BELFAST (Reuters) – Northern Ireland holds elections to local councils on Thursday that the Democratic Unionist Party (DUP) is pitching as an opportunity to bolster its call for further concessions from Britain on a revised post-Brexit trade deal.
The DUP says it will not drop a 15-month boycott of Northern Ireland’s power-sharing government unless London introduces laws to protect Northern Ireland’s ability to trade freely with the rest of the UK and offers greater flexibility around a deal struck with the European Union in February to ease trade checks.
With polls suggesting the party may fall into second place behind Irish nationalists Sinn Fein – as it did in elections to the devolved assembly last year – the DUP wants to avoid losing too many votes to other unionist parties and the fast-growing cross-community Alliance Party.
“Unionists have a clear choice. They can strengthen our position as we seek to finish the job of restoring Northern Ireland’s place in the United Kingdom or unionism can divide and splinter,” DUP leader Jeffrey Donaldson told supporters last week.
Counting begins on Friday and is likely to continue into Saturday.
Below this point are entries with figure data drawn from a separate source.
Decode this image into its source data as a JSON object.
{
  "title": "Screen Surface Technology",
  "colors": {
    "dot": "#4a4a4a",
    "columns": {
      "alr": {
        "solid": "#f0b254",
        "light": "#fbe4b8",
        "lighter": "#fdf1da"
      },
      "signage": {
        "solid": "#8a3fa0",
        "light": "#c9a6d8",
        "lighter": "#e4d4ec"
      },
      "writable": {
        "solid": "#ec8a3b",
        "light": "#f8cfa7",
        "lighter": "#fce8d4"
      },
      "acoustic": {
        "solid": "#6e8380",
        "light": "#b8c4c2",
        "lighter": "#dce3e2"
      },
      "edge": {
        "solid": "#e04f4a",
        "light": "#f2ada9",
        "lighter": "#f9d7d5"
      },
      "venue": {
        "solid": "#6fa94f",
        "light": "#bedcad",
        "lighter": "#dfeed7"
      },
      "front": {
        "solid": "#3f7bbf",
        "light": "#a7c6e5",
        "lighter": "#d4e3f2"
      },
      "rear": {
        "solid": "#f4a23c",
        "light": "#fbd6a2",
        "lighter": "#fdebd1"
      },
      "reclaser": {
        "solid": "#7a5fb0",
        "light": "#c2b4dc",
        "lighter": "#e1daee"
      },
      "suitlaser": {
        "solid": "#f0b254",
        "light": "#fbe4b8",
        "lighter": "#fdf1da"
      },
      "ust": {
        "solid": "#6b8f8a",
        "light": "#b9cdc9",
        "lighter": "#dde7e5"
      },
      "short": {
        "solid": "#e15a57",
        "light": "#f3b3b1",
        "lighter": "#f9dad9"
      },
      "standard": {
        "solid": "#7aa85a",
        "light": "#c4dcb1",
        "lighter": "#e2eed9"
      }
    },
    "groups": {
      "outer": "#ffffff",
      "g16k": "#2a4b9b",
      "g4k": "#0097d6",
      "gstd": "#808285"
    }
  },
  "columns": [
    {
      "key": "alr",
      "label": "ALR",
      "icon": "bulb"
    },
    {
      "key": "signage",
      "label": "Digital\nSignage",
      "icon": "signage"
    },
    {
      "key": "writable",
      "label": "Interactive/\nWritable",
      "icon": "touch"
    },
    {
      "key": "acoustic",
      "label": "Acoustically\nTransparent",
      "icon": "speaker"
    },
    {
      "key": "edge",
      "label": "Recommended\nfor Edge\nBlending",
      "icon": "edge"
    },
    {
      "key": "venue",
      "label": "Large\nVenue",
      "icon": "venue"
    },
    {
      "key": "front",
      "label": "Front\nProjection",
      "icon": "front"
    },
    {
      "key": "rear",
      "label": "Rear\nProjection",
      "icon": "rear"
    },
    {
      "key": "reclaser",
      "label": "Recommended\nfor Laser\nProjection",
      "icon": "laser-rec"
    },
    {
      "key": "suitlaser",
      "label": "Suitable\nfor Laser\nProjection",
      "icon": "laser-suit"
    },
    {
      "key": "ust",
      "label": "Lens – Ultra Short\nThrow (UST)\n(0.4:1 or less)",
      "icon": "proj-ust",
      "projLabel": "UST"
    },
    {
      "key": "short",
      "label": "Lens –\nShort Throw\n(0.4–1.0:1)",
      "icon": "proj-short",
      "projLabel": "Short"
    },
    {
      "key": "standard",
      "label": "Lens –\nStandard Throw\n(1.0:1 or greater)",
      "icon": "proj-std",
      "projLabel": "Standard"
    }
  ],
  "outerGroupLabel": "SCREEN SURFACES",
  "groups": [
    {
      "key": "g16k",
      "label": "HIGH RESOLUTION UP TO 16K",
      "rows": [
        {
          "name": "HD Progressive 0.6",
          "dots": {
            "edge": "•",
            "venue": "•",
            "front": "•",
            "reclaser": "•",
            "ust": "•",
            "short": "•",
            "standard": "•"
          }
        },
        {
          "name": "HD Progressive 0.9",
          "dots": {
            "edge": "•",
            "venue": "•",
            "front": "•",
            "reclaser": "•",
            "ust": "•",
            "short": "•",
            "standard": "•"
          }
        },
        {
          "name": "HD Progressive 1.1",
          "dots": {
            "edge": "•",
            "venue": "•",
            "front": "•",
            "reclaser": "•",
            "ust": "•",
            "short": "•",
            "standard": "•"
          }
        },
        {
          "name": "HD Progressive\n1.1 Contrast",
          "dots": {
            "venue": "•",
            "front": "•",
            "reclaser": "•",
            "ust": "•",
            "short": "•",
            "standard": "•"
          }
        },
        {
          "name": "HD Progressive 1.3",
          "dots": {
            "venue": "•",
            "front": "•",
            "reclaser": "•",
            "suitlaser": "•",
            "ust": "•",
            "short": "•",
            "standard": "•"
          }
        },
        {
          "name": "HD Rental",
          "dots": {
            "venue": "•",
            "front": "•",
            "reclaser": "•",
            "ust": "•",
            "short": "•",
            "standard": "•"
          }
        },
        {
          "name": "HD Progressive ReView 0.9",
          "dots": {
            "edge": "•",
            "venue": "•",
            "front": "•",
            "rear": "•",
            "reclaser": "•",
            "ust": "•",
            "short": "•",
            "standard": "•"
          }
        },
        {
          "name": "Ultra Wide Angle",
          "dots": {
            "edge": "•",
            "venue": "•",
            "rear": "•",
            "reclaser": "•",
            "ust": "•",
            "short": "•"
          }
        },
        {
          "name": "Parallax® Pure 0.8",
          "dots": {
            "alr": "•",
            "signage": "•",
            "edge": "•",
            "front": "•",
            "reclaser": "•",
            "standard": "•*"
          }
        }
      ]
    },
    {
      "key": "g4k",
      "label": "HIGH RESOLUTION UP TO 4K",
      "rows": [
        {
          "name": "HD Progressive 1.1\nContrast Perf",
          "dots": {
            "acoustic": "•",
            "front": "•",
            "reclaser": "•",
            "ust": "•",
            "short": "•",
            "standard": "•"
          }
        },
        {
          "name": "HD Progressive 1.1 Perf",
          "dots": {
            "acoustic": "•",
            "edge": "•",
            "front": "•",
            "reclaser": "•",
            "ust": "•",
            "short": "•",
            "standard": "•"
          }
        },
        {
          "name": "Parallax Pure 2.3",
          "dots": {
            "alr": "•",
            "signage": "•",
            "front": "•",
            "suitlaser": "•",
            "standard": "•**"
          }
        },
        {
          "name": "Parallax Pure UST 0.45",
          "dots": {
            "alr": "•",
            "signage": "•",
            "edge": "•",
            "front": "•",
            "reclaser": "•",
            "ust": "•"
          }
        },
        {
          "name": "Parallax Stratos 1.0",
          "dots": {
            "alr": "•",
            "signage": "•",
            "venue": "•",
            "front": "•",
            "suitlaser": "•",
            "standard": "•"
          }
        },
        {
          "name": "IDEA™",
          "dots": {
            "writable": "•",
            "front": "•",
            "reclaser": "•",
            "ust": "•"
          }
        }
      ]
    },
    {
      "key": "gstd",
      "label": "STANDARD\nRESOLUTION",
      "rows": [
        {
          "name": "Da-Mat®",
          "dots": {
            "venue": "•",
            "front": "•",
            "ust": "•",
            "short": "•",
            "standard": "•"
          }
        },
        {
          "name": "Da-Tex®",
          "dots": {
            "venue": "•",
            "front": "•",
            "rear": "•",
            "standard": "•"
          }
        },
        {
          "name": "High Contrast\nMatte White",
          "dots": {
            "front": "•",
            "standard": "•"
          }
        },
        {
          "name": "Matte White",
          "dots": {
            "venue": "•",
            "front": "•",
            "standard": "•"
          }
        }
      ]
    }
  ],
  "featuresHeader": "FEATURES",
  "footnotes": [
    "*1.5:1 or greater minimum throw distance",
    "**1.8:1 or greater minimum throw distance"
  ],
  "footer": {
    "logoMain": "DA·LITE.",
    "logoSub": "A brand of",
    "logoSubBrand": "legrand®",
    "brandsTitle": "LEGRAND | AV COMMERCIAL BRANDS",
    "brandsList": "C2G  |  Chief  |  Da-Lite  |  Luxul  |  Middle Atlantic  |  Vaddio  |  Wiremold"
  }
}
The leaders of Britain, Ireland and most recently U.S President Joe Biden have all urged the DUP to restore power-sharing – a key part of a 1998 peace deal that mostly ended three decades of sectarian conflict.
London has said it will introduce laws to protect unfettered Northern Ireland/British trade, but it is unclear what exactly is needed to satisfy the DUP and whether the legislation will be compatible with the revised EU/UK Northern Ireland trade deal.
The DUP will view a solid election outing as a “continuing mandate” for its boycott, said Jon Tonge, professor of politics at the University of Liverpool, while a splintering of the vote benefiting the small, more hardline Traditional Unionist Voice (TUV) would only serve to harden the DUP’s stance.
“I’m not expecting a big rainbow to appear after the election. What’s more likely than not is that this will be a display of unionist resolve which, in the short term at least, will actually make things worse,” he said.
“It is a case that this is another hurdle to get over, something almost to be endured.”